Quando os termômetros nas ruas de Gramado já estavam na casa do 0°C, Inmersión fez ranger os dentes mesmo dentro do Palácio dos Festivais. O filme de suspense faz jus ao título, imersão em espanhol. Mergulhamos na história de Ricardo, um pai de classe média alta que, de iate, leva as duas filhas — Claudia (Mariela Mignot) e a impetuosa caçula Teresa (Consuelo Carreño) — para conhecer uma degradada casa da família junto a um lago, no sul do Chile. No meio do passeio, ele vê três jovens, supostamente pescadores de origem indígena, pedindo ajuda porque o barco está afundando. Mas Ricardo, desconfiado, decide ignorá-los — o que vai gerar conflito com Teresa e desencadear uma espiral de situações tensas.

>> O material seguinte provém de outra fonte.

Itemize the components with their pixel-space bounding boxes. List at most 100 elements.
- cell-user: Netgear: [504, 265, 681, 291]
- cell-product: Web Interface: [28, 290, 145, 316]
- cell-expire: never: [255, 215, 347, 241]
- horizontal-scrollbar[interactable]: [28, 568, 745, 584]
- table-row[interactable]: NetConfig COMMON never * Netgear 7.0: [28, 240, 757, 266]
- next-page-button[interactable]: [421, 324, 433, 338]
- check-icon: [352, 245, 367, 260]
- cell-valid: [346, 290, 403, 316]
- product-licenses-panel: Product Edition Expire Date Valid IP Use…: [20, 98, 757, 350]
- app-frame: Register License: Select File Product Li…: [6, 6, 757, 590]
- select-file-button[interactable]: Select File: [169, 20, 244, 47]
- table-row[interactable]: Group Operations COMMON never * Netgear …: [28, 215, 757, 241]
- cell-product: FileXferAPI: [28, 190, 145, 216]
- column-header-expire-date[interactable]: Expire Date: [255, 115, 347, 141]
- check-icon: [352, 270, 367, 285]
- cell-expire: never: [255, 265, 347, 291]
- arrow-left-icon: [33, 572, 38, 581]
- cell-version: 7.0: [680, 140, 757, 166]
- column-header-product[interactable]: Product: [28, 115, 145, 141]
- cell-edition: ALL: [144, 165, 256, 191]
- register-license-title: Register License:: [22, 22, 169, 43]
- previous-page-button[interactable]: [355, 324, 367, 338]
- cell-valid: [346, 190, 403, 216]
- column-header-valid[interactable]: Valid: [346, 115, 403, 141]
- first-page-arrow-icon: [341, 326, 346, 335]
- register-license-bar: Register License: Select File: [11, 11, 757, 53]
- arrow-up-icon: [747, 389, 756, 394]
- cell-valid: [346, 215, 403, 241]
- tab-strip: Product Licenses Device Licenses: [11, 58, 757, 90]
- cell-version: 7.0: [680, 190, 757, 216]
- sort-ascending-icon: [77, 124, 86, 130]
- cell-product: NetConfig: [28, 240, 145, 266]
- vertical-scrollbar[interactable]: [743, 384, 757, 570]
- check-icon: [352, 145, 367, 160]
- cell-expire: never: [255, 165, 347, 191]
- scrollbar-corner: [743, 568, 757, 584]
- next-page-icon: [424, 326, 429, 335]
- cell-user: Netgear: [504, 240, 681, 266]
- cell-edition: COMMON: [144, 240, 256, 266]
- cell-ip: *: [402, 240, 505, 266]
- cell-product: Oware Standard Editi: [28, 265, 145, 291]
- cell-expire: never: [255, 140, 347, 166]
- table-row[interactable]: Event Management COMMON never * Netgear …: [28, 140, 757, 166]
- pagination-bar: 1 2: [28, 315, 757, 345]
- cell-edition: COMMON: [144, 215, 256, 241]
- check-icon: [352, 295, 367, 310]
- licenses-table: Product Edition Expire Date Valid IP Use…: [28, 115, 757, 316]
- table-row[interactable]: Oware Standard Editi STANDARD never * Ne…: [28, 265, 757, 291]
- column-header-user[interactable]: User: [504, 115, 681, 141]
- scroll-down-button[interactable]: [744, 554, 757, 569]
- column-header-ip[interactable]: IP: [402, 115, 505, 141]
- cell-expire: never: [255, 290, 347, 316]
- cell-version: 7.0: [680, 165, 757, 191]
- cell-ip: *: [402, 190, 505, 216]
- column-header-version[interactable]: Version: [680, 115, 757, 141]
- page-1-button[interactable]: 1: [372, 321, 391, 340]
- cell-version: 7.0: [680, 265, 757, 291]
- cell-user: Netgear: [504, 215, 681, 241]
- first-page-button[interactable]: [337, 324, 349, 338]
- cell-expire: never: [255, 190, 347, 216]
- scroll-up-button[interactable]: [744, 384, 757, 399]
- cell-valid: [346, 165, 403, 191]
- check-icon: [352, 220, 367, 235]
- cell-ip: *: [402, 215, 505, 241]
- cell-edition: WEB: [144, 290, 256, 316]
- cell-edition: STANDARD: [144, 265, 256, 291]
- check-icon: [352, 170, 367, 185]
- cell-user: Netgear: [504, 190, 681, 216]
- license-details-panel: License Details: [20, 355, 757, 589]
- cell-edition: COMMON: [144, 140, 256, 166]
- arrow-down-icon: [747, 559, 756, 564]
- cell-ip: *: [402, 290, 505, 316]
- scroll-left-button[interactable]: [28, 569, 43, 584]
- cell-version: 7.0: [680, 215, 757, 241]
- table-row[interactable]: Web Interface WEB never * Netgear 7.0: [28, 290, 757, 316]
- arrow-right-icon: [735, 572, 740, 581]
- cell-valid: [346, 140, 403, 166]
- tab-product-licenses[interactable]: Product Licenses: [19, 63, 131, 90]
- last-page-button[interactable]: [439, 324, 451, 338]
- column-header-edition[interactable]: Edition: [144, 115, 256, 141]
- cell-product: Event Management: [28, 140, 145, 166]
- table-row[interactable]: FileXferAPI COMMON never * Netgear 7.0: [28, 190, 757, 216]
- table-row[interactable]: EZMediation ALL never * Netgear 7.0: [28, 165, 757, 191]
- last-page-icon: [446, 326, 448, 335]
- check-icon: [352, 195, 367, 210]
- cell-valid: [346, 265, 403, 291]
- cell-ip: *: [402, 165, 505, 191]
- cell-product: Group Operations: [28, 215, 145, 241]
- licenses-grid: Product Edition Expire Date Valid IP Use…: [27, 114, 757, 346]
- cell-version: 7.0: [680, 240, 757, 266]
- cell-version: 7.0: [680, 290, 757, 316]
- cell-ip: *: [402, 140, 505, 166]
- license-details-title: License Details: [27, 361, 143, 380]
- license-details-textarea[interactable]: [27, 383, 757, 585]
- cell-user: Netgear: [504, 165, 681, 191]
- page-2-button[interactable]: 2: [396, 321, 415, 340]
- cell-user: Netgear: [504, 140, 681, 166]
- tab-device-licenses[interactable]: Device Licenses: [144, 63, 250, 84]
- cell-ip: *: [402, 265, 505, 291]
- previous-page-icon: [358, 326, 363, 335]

Nesse microcosmo sobre as águas, Inmersión encena tanto o choque de gerações quanto o preconceito social. Alfredo Castro faz de seu rosto um cenário à parte, onde exibe a arrogância e o medo das elites. A direção de fotografia de Sergio Armstrong (colaborador assíduo do cineasta Pablo Larraín), a edição coassinada por Postiglione e Valeria Hernández e a trilha sonora composta por Paulo Gallo são fundamentais para a criação de um ambiente sinistro e propenso à paranoia — quem sabe à tragédia. Sobre a música, o diretor falou em entrevista à revista estadunidense Variety:
— Paulo Gallo é um nome de que você vai querer lembrar. Sua elegância na composição deu ao filme o peso e a sensação geral que eu almejava. Começamos com moods para adicionar tensão através de sons atmosféricos, mas uma vez feito isso, nos aventuramos a misturar tudo com instrumentos indígenas, porque pensamos que isso aumentaria o clima de perigo, enquanto visualizamos personagens "locais" do lago que pareciam ameaçadores. O que a música acaba fazendo, no entanto, é mover lentamente aqueles tambores e trompas indígenas infernais sobre o tema do pai, e com isso nos ajudou a narrar o modo como ele se torna bestial, até selvagem.